На этом жнивье мальчишки любили устраивать игру, поддавая чуть загнутыми на концах палками два деревянных шара размером с голубиное яйцо, оплетенные узким кожаным ремнем и связанные вместе. Они таскали эту связку шаров, поддевая их на палку, метали их, ловко перебрасывая друг дружке, либо возились, пыхтя и толкаясь, пытаясь отбить заветную связку у соперника, возя ее по земле и жесткой и обиженной щетине сжатого уже хлеба. Целью их было забросить шары промеж двух воткнутых в землю пар шестов, стоящих напротив, при этом забросить с исподней стороны, а не с лицевой.
Флинн приходил на это жнивье и долго наблюдал за мальчишками, крича что-то, подзадоривая их. А иной раз становился посредине между парами шестов и, примыкая к одной из мальчишеских толп, преискусно, стоя на месте, ловил перекинутую ему связку на свою палку и зашвыривал вперед, своему союзнику, и частенько тому уже и не оставалось ничего иного, как только затащить шары туда, куда им и надлежало в итоге попадать, — между вражеских шестов.
Но иной раз Флинн приходил на жнивье в бурю, в стынь, в туман и даже в непогодь, когда никаких мальчишек там и следа не было. И однако, все равно махал своей палкой и что-то кричал, а то и становился посреди поля и будто бы играл в шары. Никто не видел в том ничего странного: все знали, что в это время на дальнем жнивье в шары играют духи и старый Флинн видит их и играет с ними.

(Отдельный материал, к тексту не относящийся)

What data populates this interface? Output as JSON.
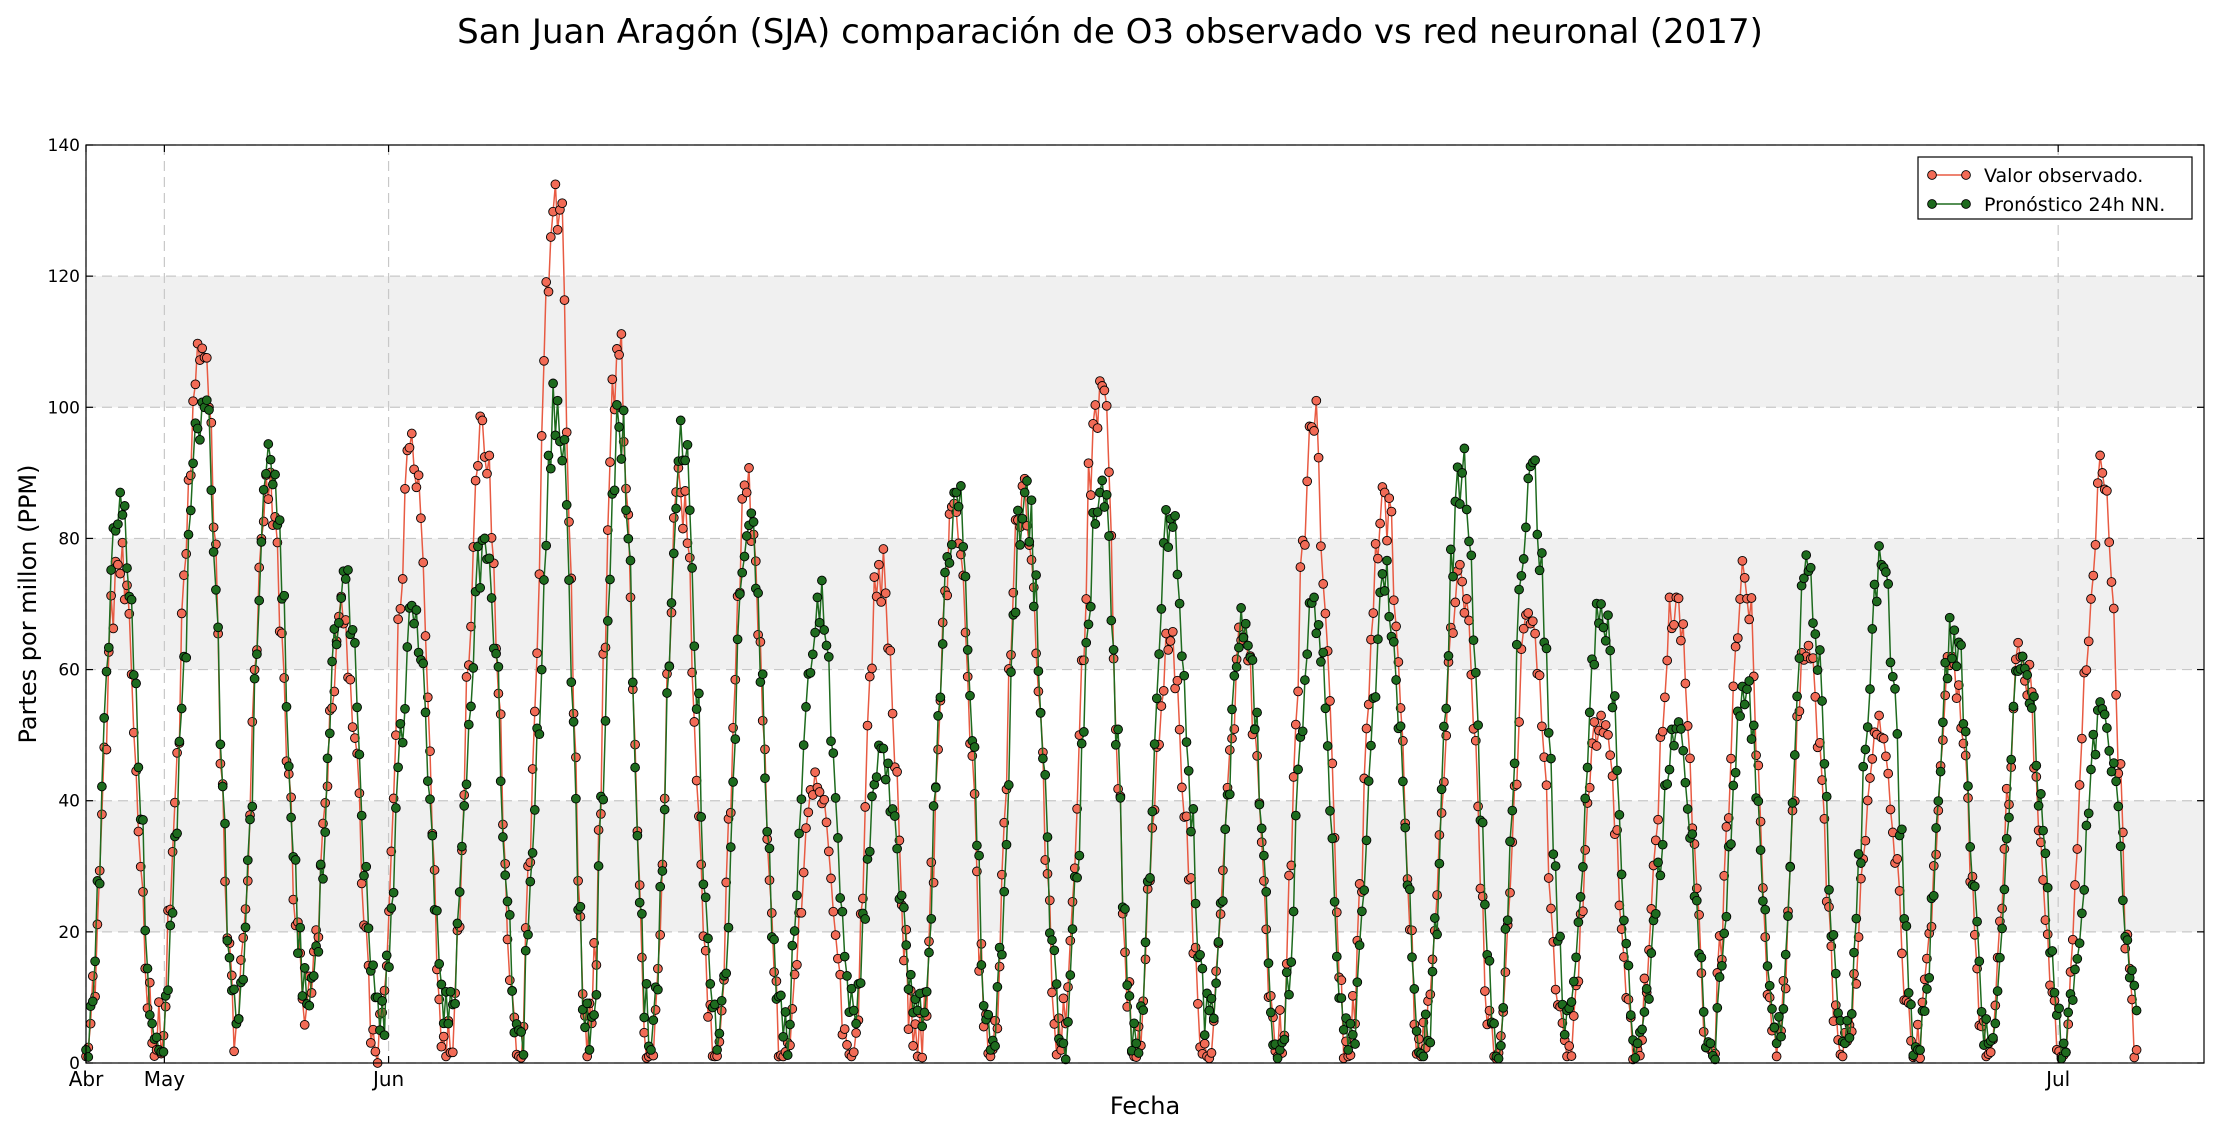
{
  "chart_data": {
    "type": "line",
    "title": "San Juan Aragón (SJA) comparación de O3 observado vs red neuronal (2017)",
    "xlabel": "Fecha",
    "ylabel": "Partes por millon (PPM)",
    "ylim": [
      0,
      140
    ],
    "yticks": [
      0,
      20,
      40,
      60,
      80,
      100,
      120,
      140
    ],
    "xlim_days": [
      0,
      116.2
    ],
    "xticks": [
      {
        "label": "Abr",
        "day": 0
      },
      {
        "label": "May",
        "day": 4.3
      },
      {
        "label": "Jun",
        "day": 16.6
      },
      {
        "label": "Jul",
        "day": 108.2
      }
    ],
    "grid": true,
    "background_bands": [
      [
        20,
        40
      ],
      [
        60,
        80
      ],
      [
        100,
        120
      ]
    ],
    "legend_position": "top-right",
    "legend": [
      "Valor observado.",
      "Pronóstico 24h NN."
    ],
    "peak_days": [
      1.8,
      6.4,
      10.0,
      14.1,
      17.9,
      21.8,
      25.8,
      29.2,
      32.6,
      36.3,
      40.1,
      43.5,
      47.7,
      51.4,
      55.6,
      59.4,
      63.5,
      67.3,
      71.2,
      75.4,
      79.2,
      83.1,
      87.2,
      91.0,
      94.4,
      98.4,
      102.4,
      106.2,
      110.6
    ],
    "trough_days": [
      0.0,
      3.9,
      8.2,
      12.1,
      16.0,
      19.8,
      23.7,
      27.5,
      30.9,
      34.5,
      38.2,
      42.0,
      45.6,
      49.6,
      53.5,
      57.5,
      61.5,
      65.4,
      69.2,
      73.3,
      77.3,
      81.2,
      85.1,
      89.1,
      92.7,
      96.4,
      100.4,
      104.3,
      108.4,
      112.5
    ],
    "series": [
      {
        "name": "Valor observado.",
        "color": "#f26b56",
        "peaks": [
          76,
          109,
          86,
          67,
          96,
          98,
          134,
          108,
          87,
          87,
          42,
          76,
          84,
          88,
          104,
          63,
          65,
          97,
          87,
          76,
          67,
          53,
          71,
          74,
          62,
          53,
          62,
          62,
          90
        ],
        "troughs": [
          1,
          2,
          6,
          9,
          0,
          1,
          1,
          1,
          1,
          1,
          1,
          1,
          1,
          1,
          2,
          1,
          1,
          1,
          1,
          1,
          1,
          1,
          2,
          2,
          1,
          1,
          1,
          1,
          1,
          2
        ]
      },
      {
        "name": "Pronóstico 24h NN.",
        "color": "#1e6b1e",
        "peaks": [
          87,
          100,
          92,
          75,
          67,
          80,
          101,
          97,
          98,
          82,
          71,
          48,
          87,
          87,
          87,
          83,
          67,
          71,
          72,
          90,
          91,
          70,
          51,
          57,
          75,
          76,
          66,
          62,
          54
        ],
        "troughs": [
          2,
          2,
          6,
          9,
          5,
          6,
          5,
          2,
          2,
          2,
          4,
          8,
          8,
          2,
          3,
          3,
          8,
          2,
          2,
          1,
          1,
          8,
          3,
          3,
          3,
          3,
          2,
          3,
          3,
          8
        ]
      }
    ]
  }
}
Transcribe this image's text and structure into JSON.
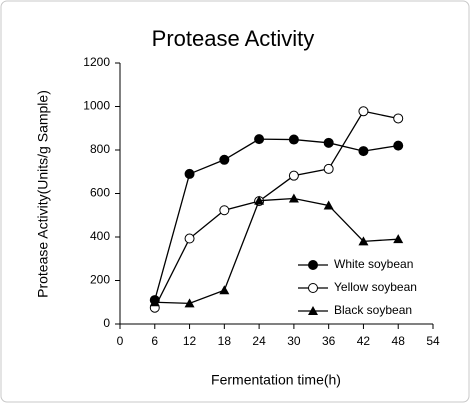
{
  "chart_data": {
    "type": "line",
    "title": "Protease Activity",
    "x_label": "Fermentation time(h)",
    "y_label": "Protease Activity(Units/g Sample)",
    "x": [
      6,
      12,
      18,
      24,
      30,
      36,
      42,
      48
    ],
    "series": [
      {
        "name": "White soybean",
        "color": "#000000",
        "marker": "filled-circle",
        "values": [
          110,
          690,
          755,
          850,
          848,
          833,
          795,
          820
        ]
      },
      {
        "name": "Yellow soybean",
        "color": "#000000",
        "marker": "open-circle",
        "values": [
          75,
          393,
          523,
          565,
          682,
          713,
          978,
          945
        ]
      },
      {
        "name": "Black soybean",
        "color": "#000000",
        "marker": "filled-triangle",
        "values": [
          100,
          95,
          155,
          567,
          577,
          545,
          380,
          390
        ]
      }
    ],
    "xlim": [
      0,
      54
    ],
    "xticks": [
      0,
      6,
      12,
      18,
      24,
      30,
      36,
      42,
      48,
      54
    ],
    "ylim": [
      0,
      1200
    ],
    "yticks": [
      0,
      200,
      400,
      600,
      800,
      1000,
      1200
    ],
    "legend": "lower right"
  }
}
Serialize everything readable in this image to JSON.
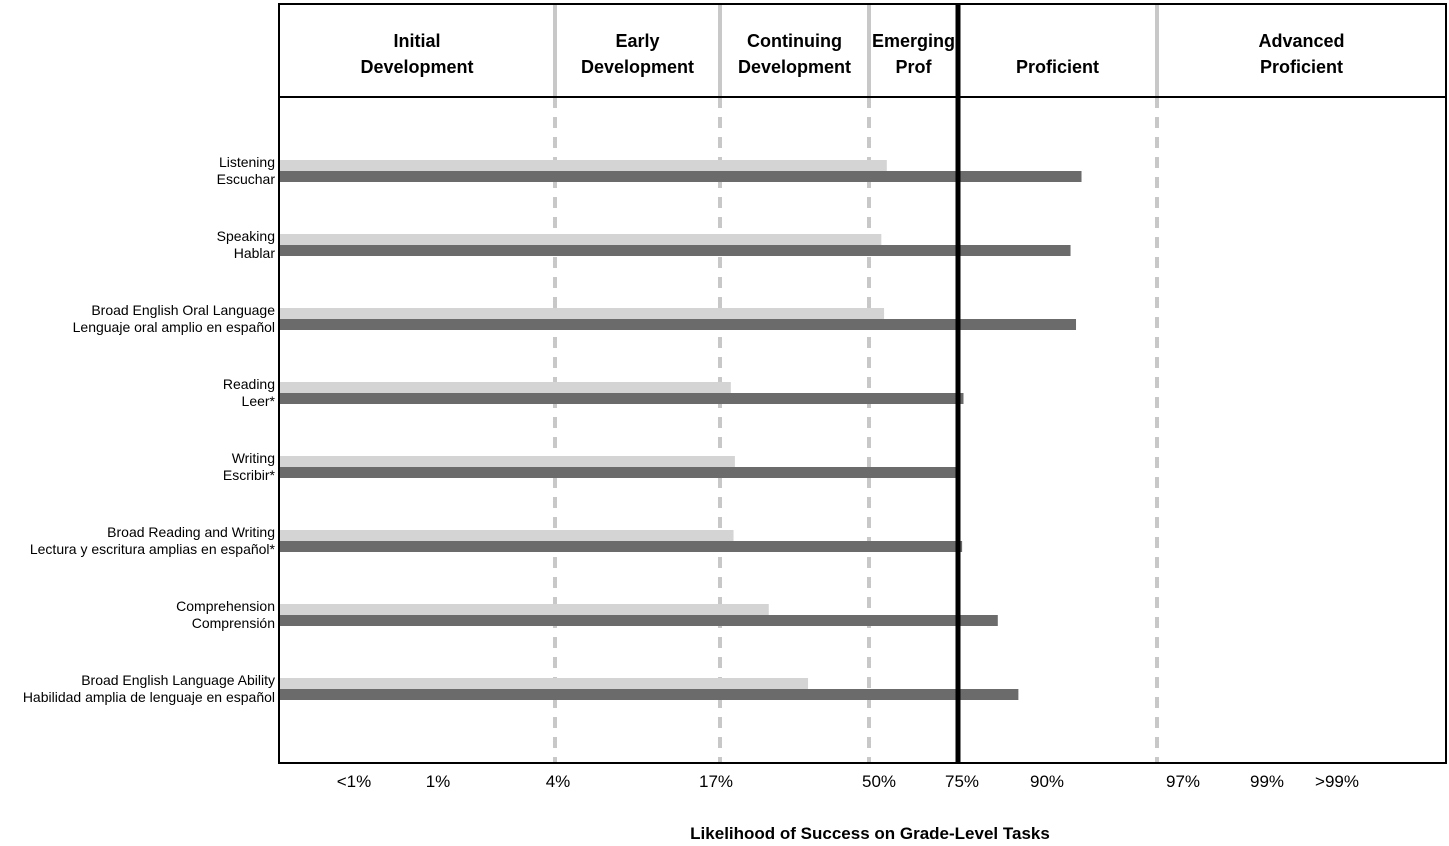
{
  "chart_data": {
    "type": "bar",
    "orientation": "horizontal",
    "xlabel": "Likelihood of Success on Grade-Level Tasks",
    "x_ticks": [
      "<1%",
      "1%",
      "4%",
      "17%",
      "50%",
      "75%",
      "90%",
      "97%",
      "99%",
      ">99%"
    ],
    "bands": [
      {
        "label": [
          "Initial",
          "Development"
        ],
        "from": 0,
        "to": 2
      },
      {
        "label": [
          "Early",
          "Development"
        ],
        "from": 2,
        "to": 3.2
      },
      {
        "label": [
          "Continuing",
          "Development"
        ],
        "from": 3.2,
        "to": 4.3
      },
      {
        "label": [
          "Emerging",
          "Prof"
        ],
        "from": 4.3,
        "to": 4.95
      },
      {
        "label": [
          "Proficient"
        ],
        "from": 4.95,
        "to": 6.4
      },
      {
        "label": [
          "Advanced",
          "Proficient"
        ],
        "from": 6.4,
        "to": 8.5
      }
    ],
    "proficient_line": 4.95,
    "xlim": [
      0,
      8.5
    ],
    "categories": [
      [
        "Listening",
        "Escuchar"
      ],
      [
        "Speaking",
        "Hablar"
      ],
      [
        "Broad English Oral Language",
        "Lenguaje oral amplio en español"
      ],
      [
        "Reading",
        "Leer*"
      ],
      [
        "Writing",
        "Escribir*"
      ],
      [
        "Broad Reading and Writing",
        "Lectura y escritura amplias en español*"
      ],
      [
        "Comprehension",
        "Comprensión"
      ],
      [
        "Broad English Language Ability",
        "Habilidad amplia de lenguaje en español"
      ]
    ],
    "series": [
      {
        "color": "#d4d4d4",
        "values": [
          4.43,
          4.39,
          4.41,
          3.28,
          3.31,
          3.3,
          3.56,
          3.85
        ]
      },
      {
        "color": "#6b6b6b",
        "values": [
          5.85,
          5.77,
          5.81,
          4.99,
          4.96,
          4.98,
          5.24,
          5.39
        ]
      }
    ],
    "colors": {
      "grid": "#c8c8c8",
      "frame": "#000000"
    }
  }
}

«Все позабудется, едва только первая мергейтская стрела над ухом запоет, — решил Зорко. — Плещей Любавич разве вспомнит, остальные молоды еще. Да ведь мне сюда уже не возвращаться».
Этой мысли Зорко и сам удивился: раньше об этом не думалось. А теперь — не верилось. Он не верил уже, что когда-нибудь станет снова жить в избе на берегу Светыни, ходить на охоту или зимой устраивать на речном льду кулачную потеху. Не представлял, как это не будет рядом рокочущего моря, как это не будет гореть посреди месяца грудена в сумерках свечи в доме, где скрипят перья и нездешними цветами ложатся на пергамент краски, как это не встретит его ночью некто странный по дороге из одной деревни в другую. Своему печищу Зорко хотел только служить и за это мог еще зваться венном.